The Self-Esteem of a Confidence Queen
Over the next month, every single room in my house needs to be emptied, painted and/or carpeted, and then reloaded. Between replacing all of the original carpets and painting every common room, there are only about 500 square feet of the house that aren’t going to be touched. Very exciting. Very time consuming. Also, what a great opportunity for me to make this 100x harder than it needs to be. I figured, if I’m touching everything in the house anyway, why not do my largest Goodwill purge in home ownership history? I’m feeling motivated and ruthless and I’ve already filled the trunk space of the Expedition after just the master closets. We [apparently] have too much shit.
Gutting my closet was the most fun. Watching a woman decide what clothes to offload could be such an interesting study in body image psychology. Like every pre-menopausal mom in her 30’s, I have many different sizes (and purposes) of clothing on my racks:
– Back-when-I-used-to-be-employed-and-professional clothes
– Weeks 3-16 maternity clothes that hide the teeny bump but are otherwise hideous af
– Big-belly stage maternity clothes
– Nursing-friendly clothes
– Postpartum-but-not-nursing clothes
– Old bridesmaids dresses
– College GOTs that will never fit again
– The eight outfits I wear on repeat
– Sweatpants and leggings (a concerning level of overlap with the aforementioned category)

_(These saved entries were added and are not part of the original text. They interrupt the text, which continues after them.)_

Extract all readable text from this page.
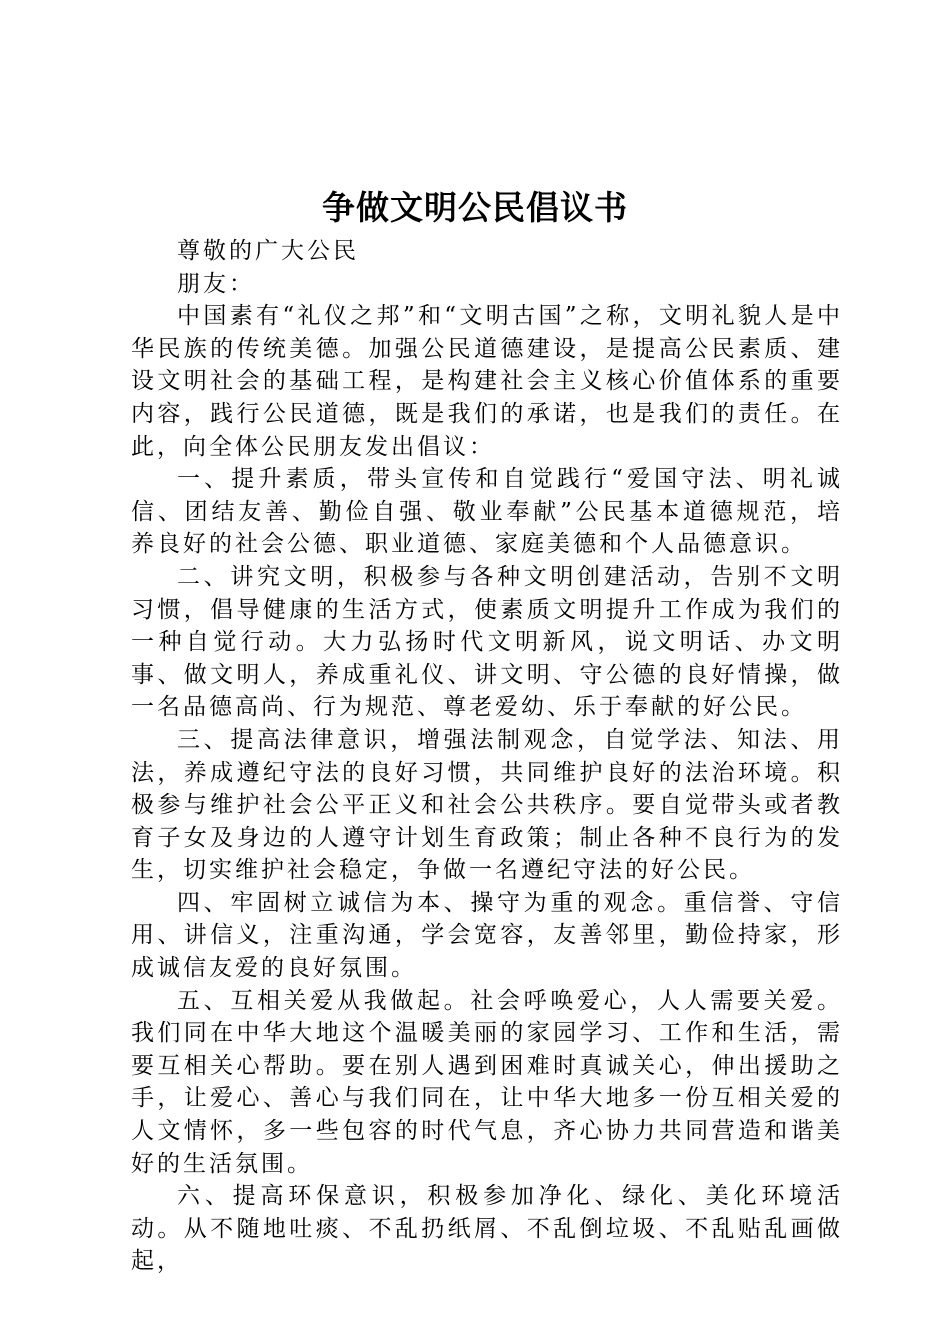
争做文明公民倡议书

尊敬的广大公民

朋友：

中国素有“礼仪之邦”和“文明古国”之称，文明礼貌人是中华民族的传统美德。加强公民道德建设，是提高公民素质、建设文明社会的基础工程，是构建社会主义核心价值体系的重要内容，践行公民道德，既是我们的承诺，也是我们的责任。在此，向全体公民朋友发出倡议：

一、提升素质，带头宣传和自觉践行“爱国守法、明礼诚信、团结友善、勤俭自强、敬业奉献”公民基本道德规范，培养良好的社会公德、职业道德、家庭美德和个人品德意识。

二、讲究文明，积极参与各种文明创建活动，告别不文明习惯，倡导健康的生活方式，使素质文明提升工作成为我们的一种自觉行动。大力弘扬时代文明新风，说文明话、办文明事、做文明人，养成重礼仪、讲文明、守公德的良好情操，做一名品德高尚、行为规范、尊老爱幼、乐于奉献的好公民。

三、提高法律意识，增强法制观念，自觉学法、知法、用法，养成遵纪守法的良好习惯，共同维护良好的法治环境。积极参与维护社会公平正义和社会公共秩序。要自觉带头或者教育子女及身边的人遵守计划生育政策；制止各种不良行为的发生，切实维护社会稳定，争做一名遵纪守法的好公民。

四、牢固树立诚信为本、操守为重的观念。重信誉、守信用、讲信义，注重沟通，学会宽容，友善邻里，勤俭持家，形成诚信友爱的良好氛围。

五、互相关爱从我做起。社会呼唤爱心，人人需要关爱。我们同在中华大地这个温暖美丽的家园学习、工作和生活，需要互相关心帮助。要在别人遇到困难时真诚关心，伸出援助之手，让爱心、善心与我们同在，让中华大地多一份互相关爱的人文情怀，多一些包容的时代气息，齐心协力共同营造和谐美好的生活氛围。

六、提高环保意识，积极参加净化、绿化、美化环境活动。从不随地吐痰、不乱扔纸屑、不乱倒垃圾、不乱贴乱画做起，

– Precisely 97 items that are out of style but fit so I can’t logically throw away
I tried on everything. If I wouldn’t walk out of the house in it in the next 10 minutes, it got moved out. (I now have a LOT of open space… I welcome any and all offers from stylish friends who want to join me shopping and teach me how to dress). I spent about two hours savagely critiquing my clothing choices and my ever changing body as I plowed through each piece. If it was boat-necked, brown, or drop-waist, it’s now en route out on the curb.
I called it quits when Maisy woke up from nap and we went to play dress-up, which entailed Maisy yanking out every dress in the costume box and wearing it for just 45 seconds until she changed her mind. Just like me. Same same, choo choo train.
The one notable difference? Maisy was confident in her fabulous-ness in every frock.
Maisy Joon could teach a master class in self-esteem. Her affirmations were flowing with ease: “Oh! Me going to look so pretty in this dress. Look how beautiful I’s am, mommy! This one going to be SO CUTE on me.”
How great would life be if we had the blind confidence of a two-year-old in a tutu?
Now, I’m not going pull anything back in from my Goodwill pile, because, unlike my two-year-old I possess self-awareness. I’m also not going to take her shopping with me as a hype girl, because the last time she saw my belly button she dry heaved. Seems these affirmations are entirely aimed at oneself. BUT. Maybe I can find some other areas in my life where I can be as unabashedly positive as Maisy. She does seem to draw in new friends wherever she goes – pint-sized proof of how confidence is the most attractive thing we could wear.